La superficie urbanisée

Le talaiot est l'élément central de Na Nova, mais pas le seul. Les structures visibles du site s'étendent sur environ 1 293 mètres carrés. Elles se trouvent dans une zone plate, à environ 50 mètres d'altitude. C’est d’ailleurs pour ça qu’une vue spectaculaire depuis le sommet n’est pas la vraie raison de ta visite : Na Nova, c’est avant tout la maçonnerie et son emplacement au cœur d’un ancien paysage agricole.

Les vestiges qu'on a retrouvés sont coincés dans l'angle de deux murs de clôture. Dans ces murs de délimitation, on remarque de gros blocs qui, selon toute vraisemblance, faisaient à l’origine partie des constructions préhistoriques. Ce détail passe facilement inaperçu, car les murs en pierres sèches font partie du paysage familier de Majorque. Ici, cependant, ils indiquent aussi que ces matériaux de construction anciens ont été déplacés et réutilisés par la suite.

Ça donne une image complexe : le site préhistorique n'a pas simplement été abandonné et conservé tel quel. L'exploitation agricole, le déblaiement des pierres et la construction de bornes de parcelles ont modifié le site. Quand tu laisses ton regard vagabonder du talaiot circulaire vers les murs adjacents, tu te rends compte que ce site est un endroit où différentes époques se côtoient directement.

De la poterie dans un champ

On a observé de nombreux fragments de céramique éparpillés sur la parcelle. Ils datent d’une période allant de la préhistoire à l’époque moderne. Le fait que ces morceaux aient l’air arrondis et déplacés s’explique par le travail agricole du sol. La charrue n’a donc pas seulement remué la terre, mais aussi des traces datant de différents siècles.

Pour les visiteurs, ces fragments ne sont pas des objets de collection. Leur valeur réside dans le contexte de leur découverte, même si une pièce isolée peut paraître insignifiante. La large dispersion chronologique montre en même temps que le site n’a pas disparu du paysage après la fin de l’époque talaiotique. Les gens ont continué à utiliser les environs, y ont laissé des traces matérielles et ont sans cesse modifié la surface du sol. Ces poteries rendent Na Nova plus complexe d’un point de vue historique que ce que laisse supposer un premier coup d’œil sur le talaiot : le grand édifice circulaire date de l’âge du fer, mais la zone de fouilles témoigne en plus d’une longue succession d’activités ultérieures.
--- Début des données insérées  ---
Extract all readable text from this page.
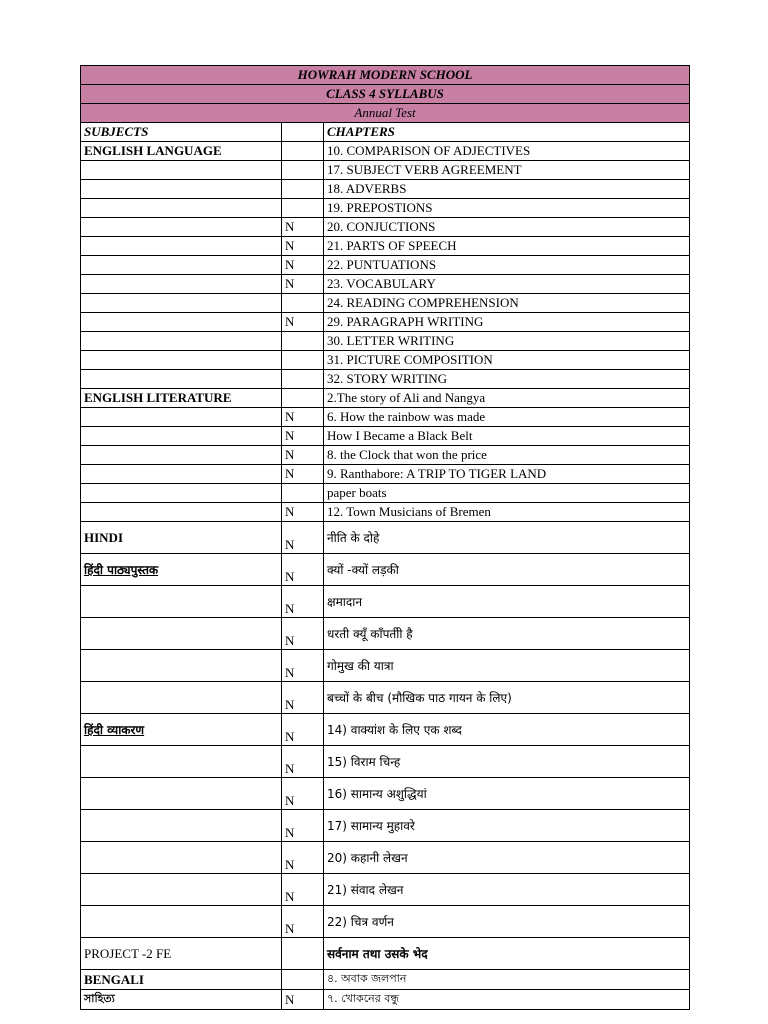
HOWRAH MODERN SCHOOL		
CLASS 4 SYLLABUS		
Annual Test		
SUBJECTS		CHAPTERS
ENGLISH LANGUAGE		10. COMPARISON OF ADJECTIVES
		17. SUBJECT VERB AGREEMENT
		18. ADVERBS
		19. PREPOSTIONS
	N	20. CONJUCTIONS
	N	21. PARTS OF SPEECH
	N	22. PUNTUATIONS
	N	23. VOCABULARY
		24. READING COMPREHENSION
	N	29. PARAGRAPH WRITING
		30. LETTER WRITING
		31. PICTURE COMPOSITION
		32. STORY WRITING
ENGLISH LITERATURE		2.The story of Ali and Nangya
	N	6. How the rainbow was made
	N	How I Became a Black Belt
	N	8. the Clock that won the price
	N	9. Ranthabore: A TRIP TO TIGER LAND
		paper boats
	N	12. Town Musicians of Bremen
HINDI	N	नीति के दोहे
हिंदी पाठ्यपुस्तक	N	क्यों -क्यों लड़की
	N	क्षमादान
	N	धरती क्यूँ काँपतीी है
	N	गोमुख की यात्रा
	N	बच्चों के बीच (मौखिक पाठ गायन के लिए)
हिंदी व्याकरण	N	14) वाक्यांश के लिए एक शब्द
	N	15) विराम चिन्ह
	N	16) सामान्य अशुद्धियां
	N	17) सामान्य मुहावरे
	N	20) कहानी लेखन
	N	21) संवाद लेखन
	N	22) चित्र वर्णन
PROJECT -2 FE		सर्वनाम तथा उसके भेद
BENGALI		৪. অবাক জলপান
সাহিত্য	N	৭. খোকনের বন্ধু
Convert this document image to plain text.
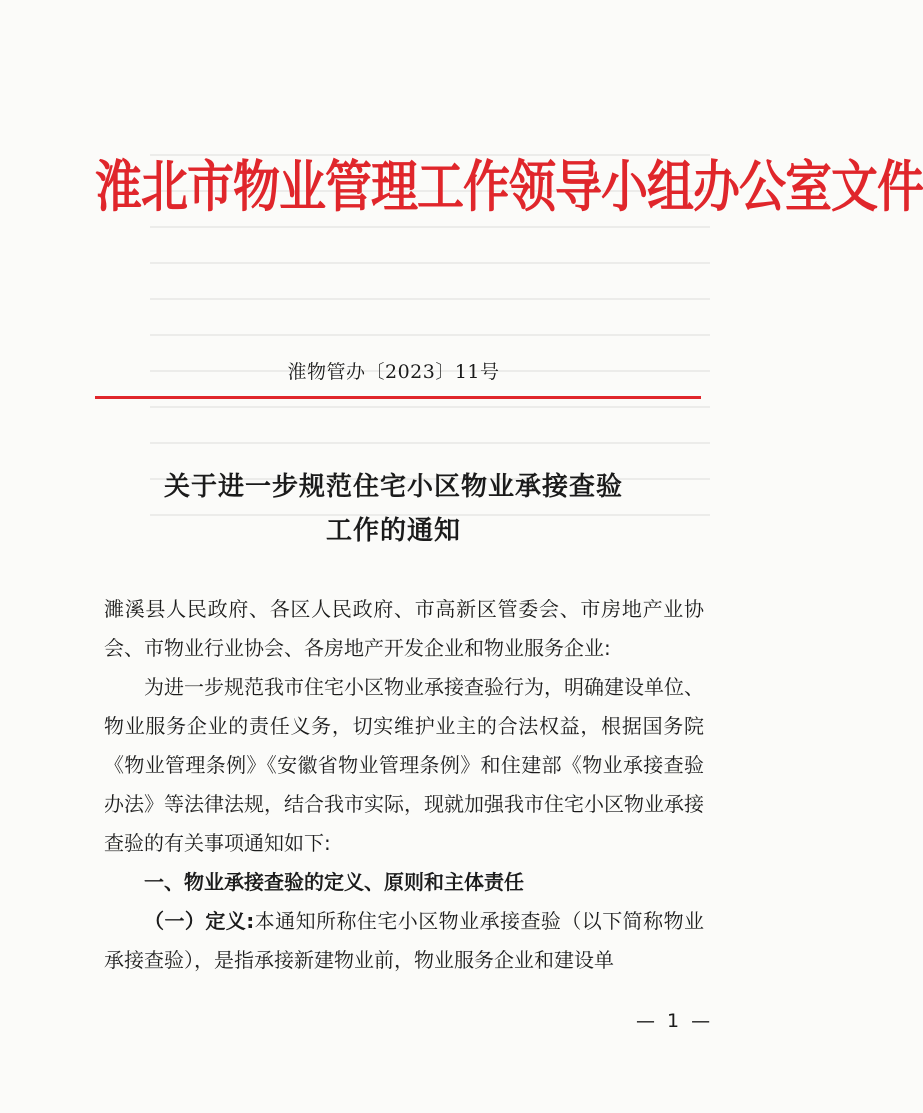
淮北市物业管理工作领导小组办公室文件
淮物管办〔2023〕11号
关于进一步规范住宅小区物业承接查验
工作的通知

濉溪县人民政府、各区人民政府、市高新区管委会、市房地产业协会、市物业行业协会、各房地产开发企业和物业服务企业:

为进一步规范我市住宅小区物业承接查验行为，明确建设单位、物业服务企业的责任义务，切实维护业主的合法权益，根据国务院《物业管理条例》《安徽省物业管理条例》和住建部《物业承接查验办法》等法律法规，结合我市实际，现就加强我市住宅小区物业承接查验的有关事项通知如下:

一、物业承接查验的定义、原则和主体责任

（一）定义:本通知所称住宅小区物业承接查验（以下简称物业承接查验），是指承接新建物业前，物业服务企业和建设单

— 1 —
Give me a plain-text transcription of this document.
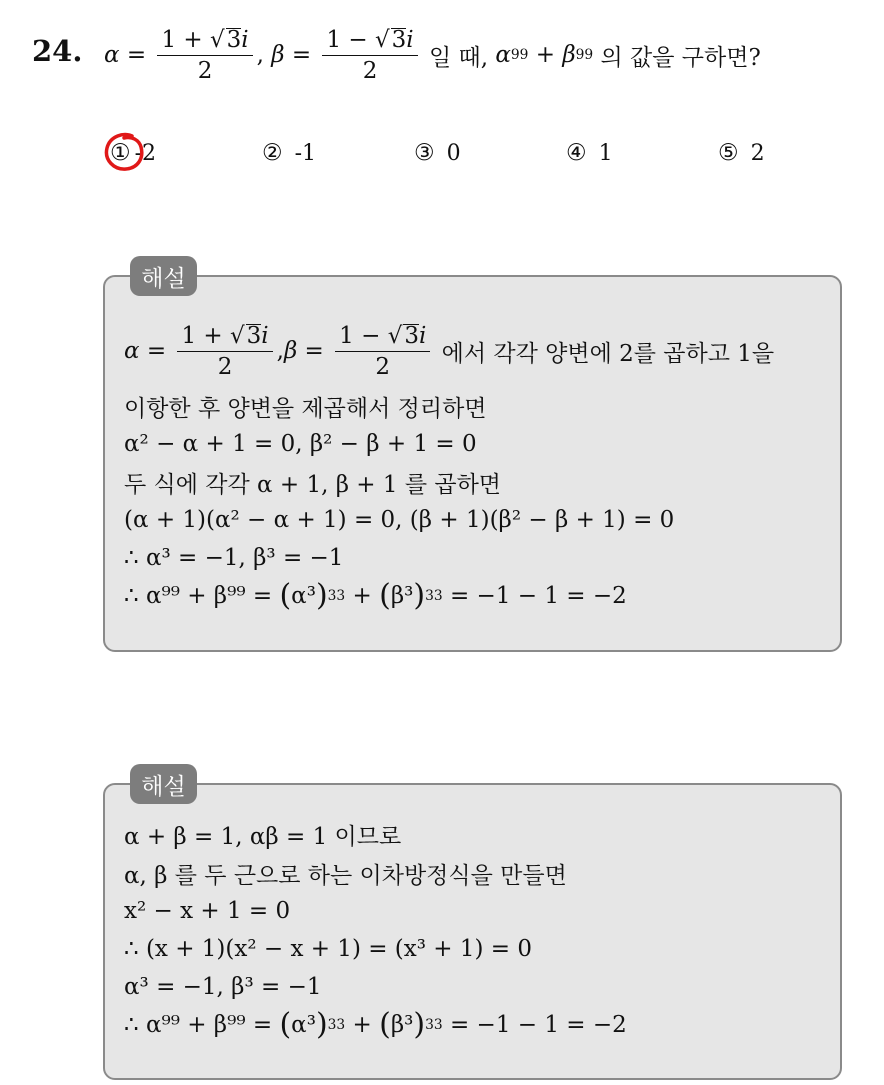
24. $\alpha = \frac{1 + √3i}{2}$ ,
$\beta = \frac{1 - √3i}{2}$
일 때, α 99 + β 99
의 값을 구하면?
① -2	② -1	③ 0	④ 1	⑤ 2
해설
$\alpha = \frac{1 + √3i}{2}$ , $\beta = \frac{1 - √3i}{2}$
에서 각각 양변에 2를 곱하고 1을
이항한 후 양변을 제곱해서 정리하면
α² − α + 1 = 0, β² − β + 1 = 0
두 식에 각각 α + 1, β + 1 를 곱하면
(α + 1)(α² − α + 1) = 0, (β + 1)(β² − β + 1) = 0
∴ α³ = −1, β³ = −1
∴ α⁹⁹ + β⁹⁹ = ( α³ ) 33 + ( β³ ) 33 = −1 − 1 = −2
해설
α + β = 1, αβ = 1 이므로
α, β 를 두 근으로 하는 이차방정식을 만들면
x² − x + 1 = 0
∴ (x + 1)(x² − x + 1) = (x³ + 1) = 0
α³ = −1, β³ = −1
∴ α⁹⁹ + β⁹⁹ = ( α³ ) 33 + ( β³ ) 33 = −1 − 1 = −2
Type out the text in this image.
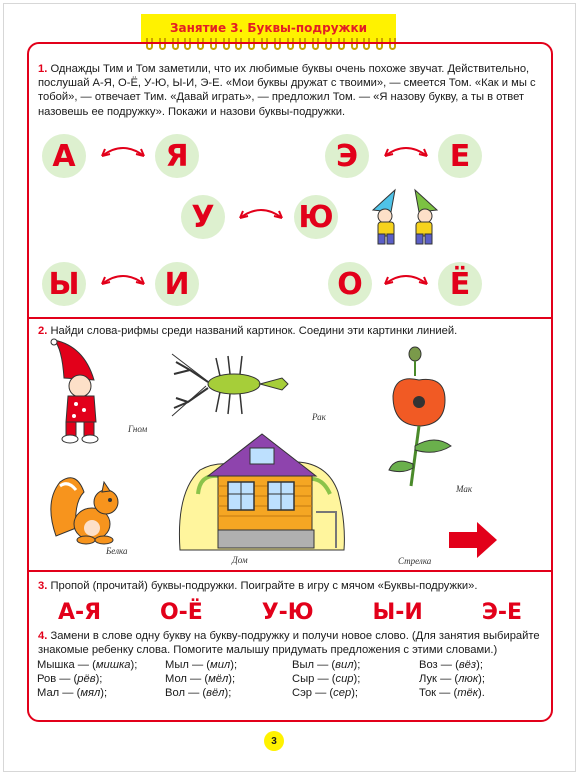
Занятие 3. Буквы-подружки
1. Однажды Тим и Том заметили, что их любимые буквы очень похоже звучат. Действительно, послушай А-Я, О-Ё, У-Ю, Ы-И, Э-Е. «Мои буквы дружат с твоими», — смеется Том. «Как и мы с тобой», — отвечает Тим. «Давай играть», — предложил Том. — «Я назову букву, а ты в ответ назовешь ее подружку». Покажи и назови буквы-подружки.
А	Я	Э	Е
У	Ю
Ы	И	О	Ё
2. Найди слова-рифмы среди названий картинок. Соедини эти картинки линией.
Гном
Рак
Мак
Белка
Дом	Стрелка
3. Пропой (прочитай) буквы-подружки. Поиграйте в игру с мячом «Буквы-подружки».
А-Я	О-Ё	У-Ю	Ы-И	Э-Е
4. Замени в слове одну букву на букву-подружку и получи новое слово. (Для занятия выбирайте знакомые ребенку слова. Помогите малышу придумать предложения с этими словами.)
Мышка — (мишка);	Мыл — (мил);	Выл — (вил);	Воз — (вёз);
Ров — (рёв);	Мол — (мёл);	Сыр — (сир);	Лук — (люк);
Мал — (мял);	Вол — (вёл);	Сэр — (сер);	Ток — (тёк).
3
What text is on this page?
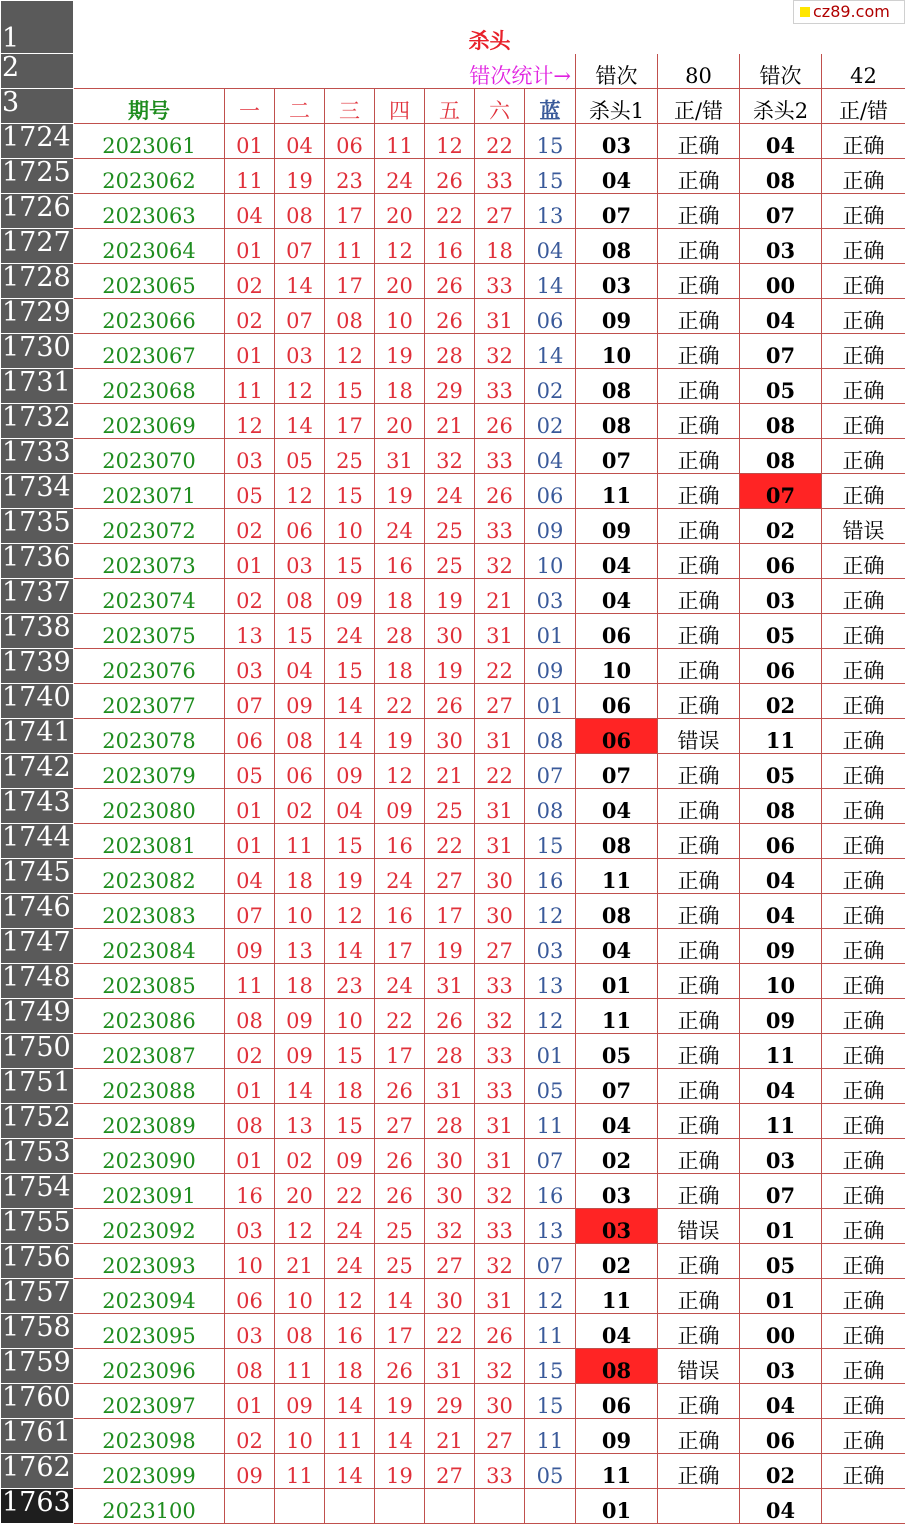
1	杀头											
2	错次统计→								错次	80	错次	42
3	期号	一	二	三	四	五	六	蓝	杀头1	正/错	杀头2	正/错
1724	2023061	01	04	06	11	12	22	15	03	正确	04	正确
1725	2023062	11	19	23	24	26	33	15	04	正确	08	正确
1726	2023063	04	08	17	20	22	27	13	07	正确	07	正确
1727	2023064	01	07	11	12	16	18	04	08	正确	03	正确
1728	2023065	02	14	17	20	26	33	14	03	正确	00	正确
1729	2023066	02	07	08	10	26	31	06	09	正确	04	正确
1730	2023067	01	03	12	19	28	32	14	10	正确	07	正确
1731	2023068	11	12	15	18	29	33	02	08	正确	05	正确
1732	2023069	12	14	17	20	21	26	02	08	正确	08	正确
1733	2023070	03	05	25	31	32	33	04	07	正确	08	正确
1734	2023071	05	12	15	19	24	26	06	11	正确	07	正确
1735	2023072	02	06	10	24	25	33	09	09	正确	02	错误
1736	2023073	01	03	15	16	25	32	10	04	正确	06	正确
1737	2023074	02	08	09	18	19	21	03	04	正确	03	正确
1738	2023075	13	15	24	28	30	31	01	06	正确	05	正确
1739	2023076	03	04	15	18	19	22	09	10	正确	06	正确
1740	2023077	07	09	14	22	26	27	01	06	正确	02	正确
1741	2023078	06	08	14	19	30	31	08	06	错误	11	正确
1742	2023079	05	06	09	12	21	22	07	07	正确	05	正确
1743	2023080	01	02	04	09	25	31	08	04	正确	08	正确
1744	2023081	01	11	15	16	22	31	15	08	正确	06	正确
1745	2023082	04	18	19	24	27	30	16	11	正确	04	正确
1746	2023083	07	10	12	16	17	30	12	08	正确	04	正确
1747	2023084	09	13	14	17	19	27	03	04	正确	09	正确
1748	2023085	11	18	23	24	31	33	13	01	正确	10	正确
1749	2023086	08	09	10	22	26	32	12	11	正确	09	正确
1750	2023087	02	09	15	17	28	33	01	05	正确	11	正确
1751	2023088	01	14	18	26	31	33	05	07	正确	04	正确
1752	2023089	08	13	15	27	28	31	11	04	正确	11	正确
1753	2023090	01	02	09	26	30	31	07	02	正确	03	正确
1754	2023091	16	20	22	26	30	32	16	03	正确	07	正确
1755	2023092	03	12	24	25	32	33	13	03	错误	01	正确
1756	2023093	10	21	24	25	27	32	07	02	正确	05	正确
1757	2023094	06	10	12	14	30	31	12	11	正确	01	正确
1758	2023095	03	08	16	17	22	26	11	04	正确	00	正确
1759	2023096	08	11	18	26	31	32	15	08	错误	03	正确
1760	2023097	01	09	14	19	29	30	15	06	正确	04	正确
1761	2023098	02	10	11	14	21	27	11	09	正确	06	正确
1762	2023099	09	11	14	19	27	33	05	11	正确	02	正确
1763	2023100								01		04	
cz89.com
Le site n’est donc pas un instant figé, mais un lieu où se superposent les traces du temps.

Le mur de pierre à l'ouest

À l'ouest du site central, on trouve, près d'un mur en pierres sèches, un tas de pierres plus récent, aménagé en terrasses, qu'on appelle « claper » à Majorque. D'un point de vue archéologique, on ne sait pas encore s'il recèle d'autres vestiges préhistoriques. On envisage toutefois cette possibilité, car la zone d'habitation connue aurait pu s'étendre au-delà du noyau clairement visible aujourd'hui.

Ce tas de pierres est aussi lié à une légende un peu bizarre : il aurait servi de cachette pour des marchandises de contrebande. Cette histoire ne nous apprend rien sur l’âge du fer, mais c’est un chapitre marquant de l’histoire locale ultérieure. Le même endroit, où des murs préhistoriques ont survécu, aurait donc été réutilisé bien plus tard comme cachette.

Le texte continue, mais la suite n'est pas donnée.